After the murder of Tupac and incarceration of Suge Knight, Death Row fell apart in late 1996. But by that time G-Funk had already thoroughly infused itself into the DNA of hip hop. Today, elements of G-Funk have spread throughout popular music, and it’s hard to find an artist these days that isn’t in some way influenced by the G-Funk sound. That said though, West Coast artists like Kendrick Lamar, YG, Schoolboy Q, Nipsey Hussle, Freddie Gibbs, 03 Greedo, Vince Staples, Saweetie and SOBxRBE are particularly credited for carrying on the tradition of Cali-style hip hop. Kendrick’s 2012 album Good Kid, M.A.A.D. City, executive produced by Dr.
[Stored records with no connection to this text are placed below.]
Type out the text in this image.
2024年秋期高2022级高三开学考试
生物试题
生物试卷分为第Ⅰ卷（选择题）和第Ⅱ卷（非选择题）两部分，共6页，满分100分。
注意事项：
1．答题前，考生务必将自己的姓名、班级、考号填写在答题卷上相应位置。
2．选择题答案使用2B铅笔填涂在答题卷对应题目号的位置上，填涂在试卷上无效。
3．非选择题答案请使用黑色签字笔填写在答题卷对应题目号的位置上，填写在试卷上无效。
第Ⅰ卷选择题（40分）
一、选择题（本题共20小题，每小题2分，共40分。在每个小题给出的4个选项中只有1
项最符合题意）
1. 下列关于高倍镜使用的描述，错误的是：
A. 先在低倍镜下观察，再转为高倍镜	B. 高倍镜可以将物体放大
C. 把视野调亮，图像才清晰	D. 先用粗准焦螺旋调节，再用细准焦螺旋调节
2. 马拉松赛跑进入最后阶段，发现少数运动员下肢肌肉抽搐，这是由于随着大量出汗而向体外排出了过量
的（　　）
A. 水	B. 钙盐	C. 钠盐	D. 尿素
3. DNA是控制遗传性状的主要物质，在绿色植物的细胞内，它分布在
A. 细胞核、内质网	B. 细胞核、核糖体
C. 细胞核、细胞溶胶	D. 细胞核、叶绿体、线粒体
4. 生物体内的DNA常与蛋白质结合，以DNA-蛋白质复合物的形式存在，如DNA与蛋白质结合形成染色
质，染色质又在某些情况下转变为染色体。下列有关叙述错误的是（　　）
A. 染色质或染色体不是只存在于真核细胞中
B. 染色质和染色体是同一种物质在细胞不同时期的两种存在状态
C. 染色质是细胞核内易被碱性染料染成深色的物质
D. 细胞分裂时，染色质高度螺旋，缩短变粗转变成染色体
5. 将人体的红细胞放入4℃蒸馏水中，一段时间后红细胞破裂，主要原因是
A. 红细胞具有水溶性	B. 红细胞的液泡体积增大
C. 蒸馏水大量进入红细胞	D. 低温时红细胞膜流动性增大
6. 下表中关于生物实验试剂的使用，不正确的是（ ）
Dre, is considered a modern-day classic, chronicling the trials and tribulations of growing up in Compton, California. Much like The Chronic did 20 years earlier, Kendrick was able to connect with people around the world who had never heard of Compton before by telling his life's stories through catchy, accessible music. “I wrote most of my first album in my mom’s kitchen,” Kendrick said to Interview Magazine, “and now I can go around the world and hear people recite those lyrics, and understand the story, even though they’re not from the same area I grew up in.”
G-Funk’s roots in P-Funk are as strong today as they ever have been. George Clinton guested on the track “Wesley’s Theory” from Kendrick’s 2015 album To Pimp a Butterfly, which quoted the classic hook “We want the funk!” from Parliament’s 1975 song “Give Up The Funk.” WhoSampled.com has pointed out the noticeable similarities between Childish Gambino's 2016 song "Redbone" and Bootsy Collins' 1976 song "I'd Rather Be With You." Bootsy Collins also appeared on Kali Uchis’ 2018 song “After The Storm (ft. Tyler the Creator),” contributing a classic funky Bootsy bassline. And the band’s still together! Parliament just released a bumping new album this year called “Medicaid Fraud Dogg.” Just as G-Funk carried on the legacy of P-Funk, it’s clear that the next generation will continue to push G-Funk far into the future.